Ransoms are generally tied to digital currency and most digital currencies ebb and flow with Bitcoin's price. So, when a given currency market is bottoming out, it doesn't make much sense to try to gain illicit funds that way, especially using a technique that generally requires a decent amount of human interaction and support infrastructure.

As prices have stabilized and even begun to take on an upward trend, there is a renewed focus on this attack vector, with many ill-resourced organizations—such as state and local governments and government agencies—bearing the brunt of these renewed attack efforts.

The big issue is that these attacks are wildly successful in at least the disruption and destruction phases (most victims of publicly disclosed ransomware attacks do not pay or at least do not admit to paying the ransom demands). You can investigate this yourself by a lightweight search on In most of these incidents, it was apparent that:

  • Attackers were generally successful due to good phishing campaigns and their ability to take advantage of poor system maintenance practices within impacted organizations.
  • Victims take quite a while to recover from successful attacks because they do not have robust and practicable backup, restoration, and digital disaster recovery plans.

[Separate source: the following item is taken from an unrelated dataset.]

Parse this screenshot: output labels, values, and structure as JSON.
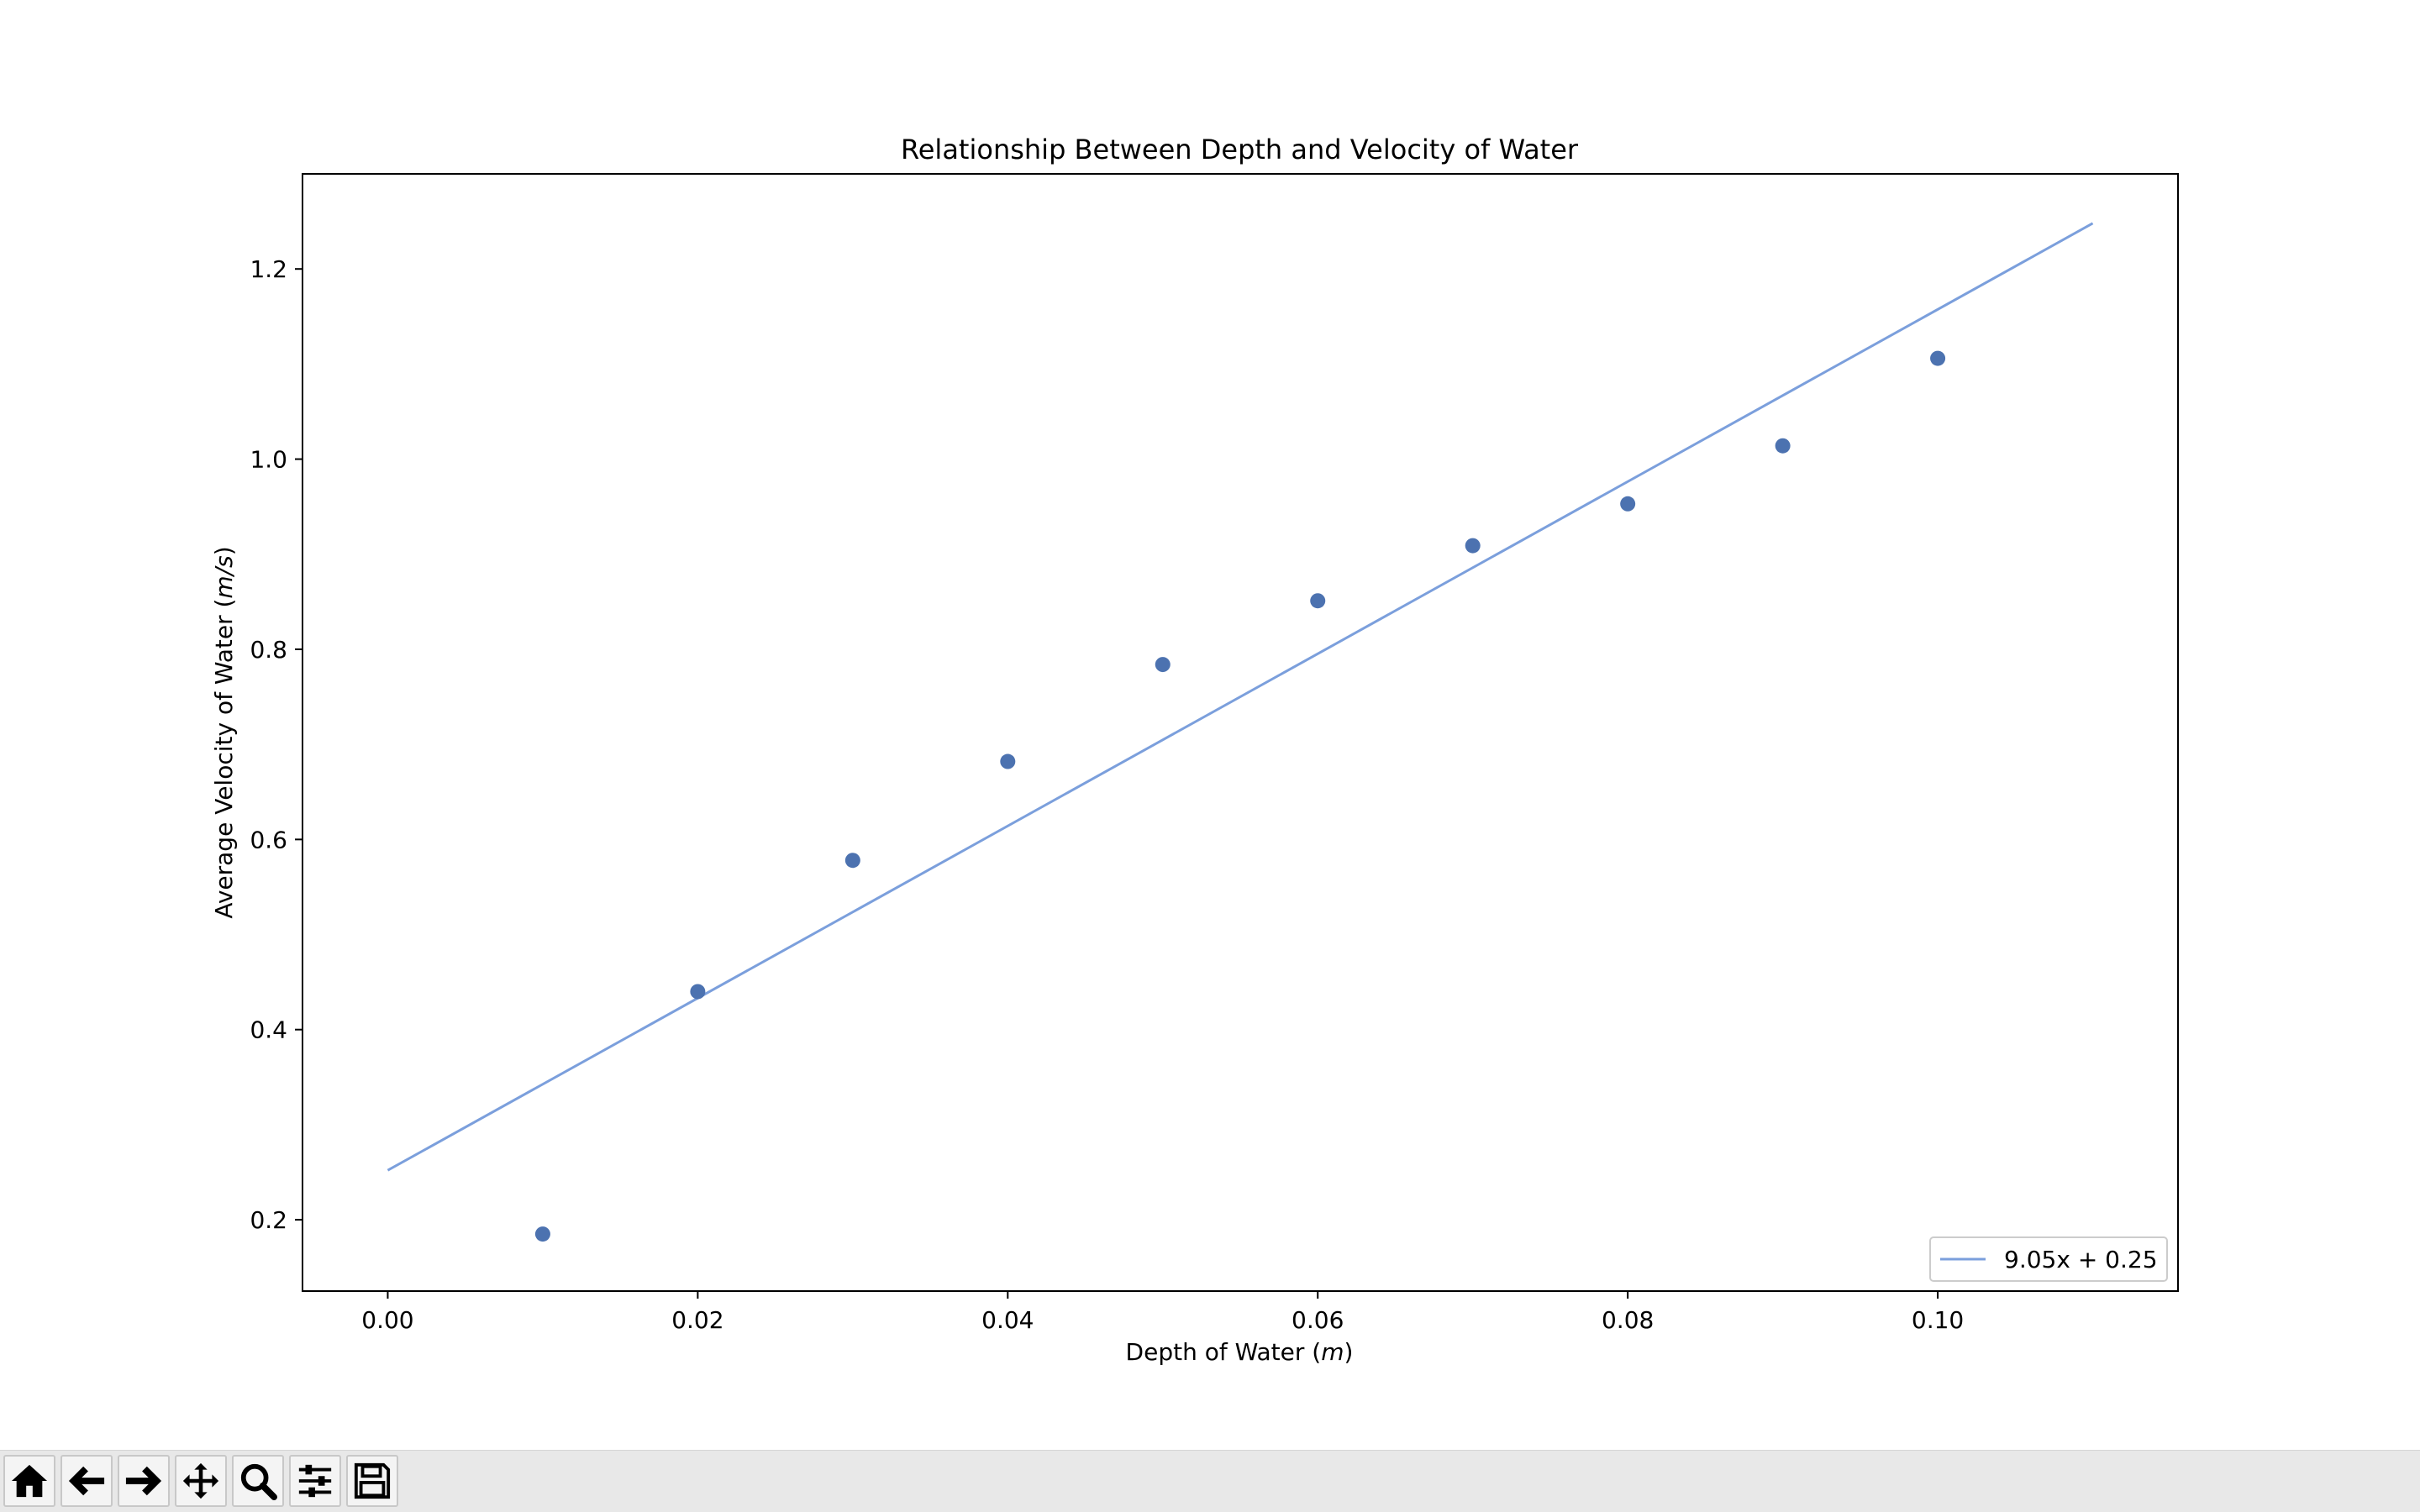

Your organization absolutely needs to invest in front-line phishing defenses such as DMARC and wicked-modern anti-phishing awareness programs. You also need to ignore pundits who tell you not to patch your systems and level up your vulnerability management program to make it harder for attackers use known system weakness to accomplish their goals.

You also need to ensure you've focused on a super-important CIS Critical Control: data recovery capability. This means you need to know which systems are critical to your business or operational processes and what data is needed to get mission-critical jobs done every day.

Don't mind if I do (Learning lessons from those who learned lessons)

You don't need to take our word for it. Both Maersk and, more recently, Norsk Hydro provide lessons that should be taken to heart.

Both suffered from powerful ransomware attacks and both underscore the need to be able to transition to manual processes during recovery efforts (which means you need a recovery plan).

In fact, you should take some time to read up on the Norsk Hydro attack, since it's not only a lesson in how to prepare for and recover from such an attack, but it's also the gold standard of how to handle a very public breach with impressive, regular disclosure, sharing of indicators, and radical transparency.

Hopefully, your organization will never have to deal with a ransomware attack, but relying on hope isn't a great cyberdefense strategy. Take stock of your ability to prevent and recover from ransomware-based attacks, talk to your industry peers and information-sharing groups to get an idea of prevalence and likelihood, and draft effective resilience and response plans. Doing so may help avoid the need for a "WannaCry: Three Years Later" retrospective.